Original study - ZZI 01/2011

Comparative microarray analyses of inflamed human periimplant and periodontal tissues in vivo

F. vom Orde1, M. Rödiger2, N. Gersdorff2

Purpose: The aim of the present in vivo study was a comparative gene expression analysis of inflamed periimplant and periodontal tissues to demonstrate potential differences between these two disease entities at the molecular level. The data presented here was combined from two published studies [7, 17].

Materials and methods: Using microarray technology, the gene expression profiles of inflamed periimplant tissue, inflamed and healthy periodontal tissue were analyzed and verified by real-time (RT) PCR. The main focus was on extracellular matrix components as well as on their degrading enzymes.

Results: In inflamed periimplant tissue, non-fibril-forming collagens types IV, VI, VII and XVII were up-regulated and the fibril-forming type III and XI collagens were down-regulated compared to inflamed periodontal tissue. In the group of matrix-degrading enzymes, the cathepsins B and C, the matrix metalloproteinases MMP-1 and MMP-9 were up-regulated and two tissue inhibitors of metalloproteinases, TIMP-1 and TIMP-3, were significantly up-regulated.

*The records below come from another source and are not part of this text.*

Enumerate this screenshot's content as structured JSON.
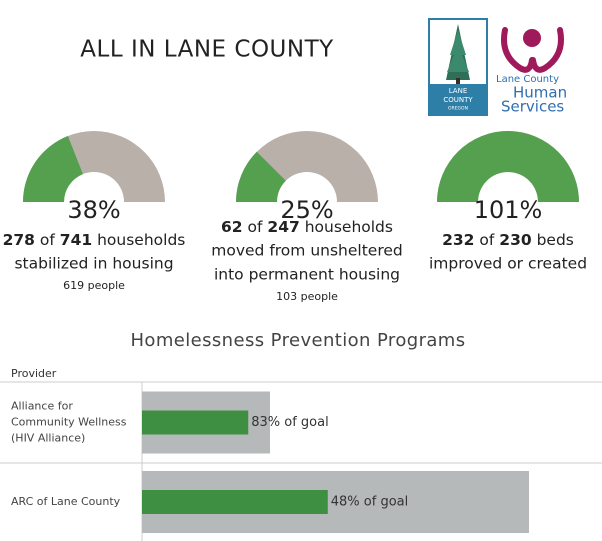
{
  "header": {
    "title": "ALL IN LANE COUNTY",
    "logo_left": {
      "lines": [
        "LANE",
        "COUNTY",
        "OREGON"
      ]
    },
    "logo_right": {
      "lines": [
        "Lane County",
        "Human",
        "Services"
      ]
    }
  },
  "gauges": {
    "fill_color": "#55a04f",
    "track_color": "#bab0aa",
    "items": [
      {
        "percent": 38,
        "percent_label": "38%",
        "numerator": 278,
        "connector": "of",
        "denominator": 741,
        "unit": "households",
        "lines": [
          "stabilized in housing"
        ],
        "note": "619 people"
      },
      {
        "percent": 25,
        "percent_label": "25%",
        "numerator": 62,
        "connector": "of",
        "denominator": 247,
        "unit": "households",
        "lines": [
          "moved from unsheltered",
          "into permanent housing"
        ],
        "note": "103 people"
      },
      {
        "percent": 101,
        "percent_label": "101%",
        "numerator": 232,
        "connector": "of",
        "denominator": 230,
        "unit": "beds",
        "lines": [
          "improved or created"
        ]
      }
    ]
  },
  "programs": {
    "title": "Homelessness Prevention Programs",
    "column_header": "Provider",
    "xlim": [
      0,
      400
    ],
    "goal_color": "#b6b9b9",
    "progress_color": "#3f8f43",
    "rows": [
      {
        "provider_lines": [
          "Alliance for",
          "Community Wellness",
          "(HIV Alliance)"
        ],
        "goal": 128,
        "percent": 83,
        "percent_label": "83% of goal"
      },
      {
        "provider_lines": [
          "ARC of Lane County"
        ],
        "goal": 387,
        "percent": 48,
        "percent_label": "48% of goal"
      }
    ]
  }
}
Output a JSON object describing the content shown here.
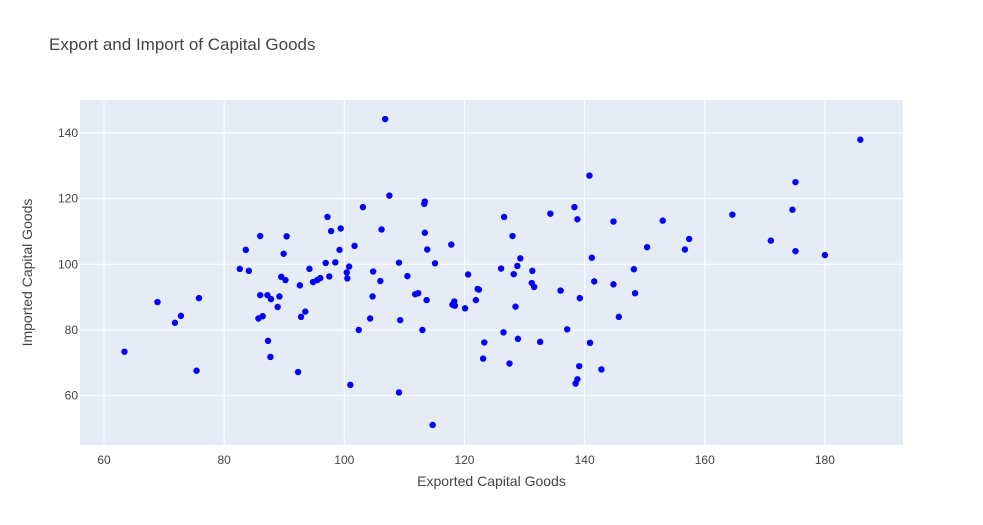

Conclusions: In summary, the results of the present study show that periimplantitis can be clearly differentiated from periodontitis at the molecular level. Comparison of these two oral diseases might be important for the objectification of disease-specific genes, and for the diagnosis, progress and prognosis as well as for the development of new periimplantitis therapies.

Keywords: periimplantitis; periodontitis; microarray; real-time (RT) PCR; extracellular matrix


Oral implantology has achieved a significant position in modern dentistry. The long-term clinical prognosis of dental implants depends on their adequate integration into the surrounding tissues (epithelium, connective tissue and bone).

Similar demands are made of periimplant tissue as of periodontal tissue: support and anchoring functions, tissue adaptability towards functional irritants and protection against harmful substances in the mouth. In contrast to the teeth, which develop together with their supporting tissues, endosteal implants are inserted in a surgically prepared recipient site (Fig. 1). In consequence, the periimplant tissues are the result of a wound healing process. Unlike the gingiva, the periimplant anatomical structures exhibit scar tissue with weakened defenses [3]. Despite this weakened resistance, dental implants demonstrate outstanding long-term results. Nevertheless, in spite of the best efforts, biological and technical failures before and during the prosthetic functional loading period cannot be avoided in every case [15]. In recent years, it has become apparent that biological failures in particular, especially periimplant infections (periimplantitis), are a significant problem [2]. These are characterized especially by the formation of gingival pockets with inflammation around the implant neck, associated with progressive loss of soft tissue and alveolar bone, possibly culminating in implant loosening or loss.

The European Federation of Periodontology for the first time defined periimplantitis clearly in 1993 as follows: if the pathological changes of osseointegrated implants are limited to the soft tissue, this is called periimplant mucositis; if inflammatory bone atrophy is found as well as soft tissue inflammation, this is known as periimplantitis. However, in contrast to periodontitis, periimplantitis is always a local osteitis, as the protective and highly immunocompetent periodontium is absent in the case of implants [10].

The problem of periimplantitis has become more and more important in recent years. This is due especially to the fact that cases of periimplant infection have increased as the number of implantations increased [15, 19]. In addition, it is known that the likelihood of failed implantation increases by 30 % if implant loss occurred previously [24]. A further problem is that when periimplantitis is present, treatment is time-consuming and expensive and success is very uncertain.

The extracellular matrix (ECM)

ECM is the part of the tissue that is secreted by cells into the intercellular space. On a superficial level, the function of the ECM is to fix the cells embedded in it. However, if the ECM is considered precisely, it is found that the ECM interacts with the cells lying within it. The components of the ECM are synthesized and secreted by cells but are degraded extracellularly or intracellularly (after endocytosis). Moreover, expression of genes in the cells is regulated by binding of cell receptors to certain components of the ECM.

The ECM consists for the most part of different proteins and glycoproteins along with polysaccharides. The ECM can be subdivided into the collagen family, glycosaminoglycans and non-collagen glycoproteins.

The collagen family currently includes 27 different collagens (collagen I – collagen XXVII), which constitute most of the protein content of the ECM [11]. The great variety of collagen types and the arrangement and cross-linking of the collagen fibrils form an important basis for the mechanical stability of the tissue. Apart from fibril-forming collagens such as collagen type I, II and III, non-fibril-forming collagens can be distinguished. Collagen type IV is an example of a non-fibril-forming collagen; this forms a three-dimensional mesh and so is one of the most important components of basement membranes.

All collagens are synthesized by a number of cells (fibro-blasts, chondroblasts and osteoblasts) and secreted into the ECM. In the periodontium the collagen fibers (Sharpey fibers) have the task of anchoring the tooth in the bony socket.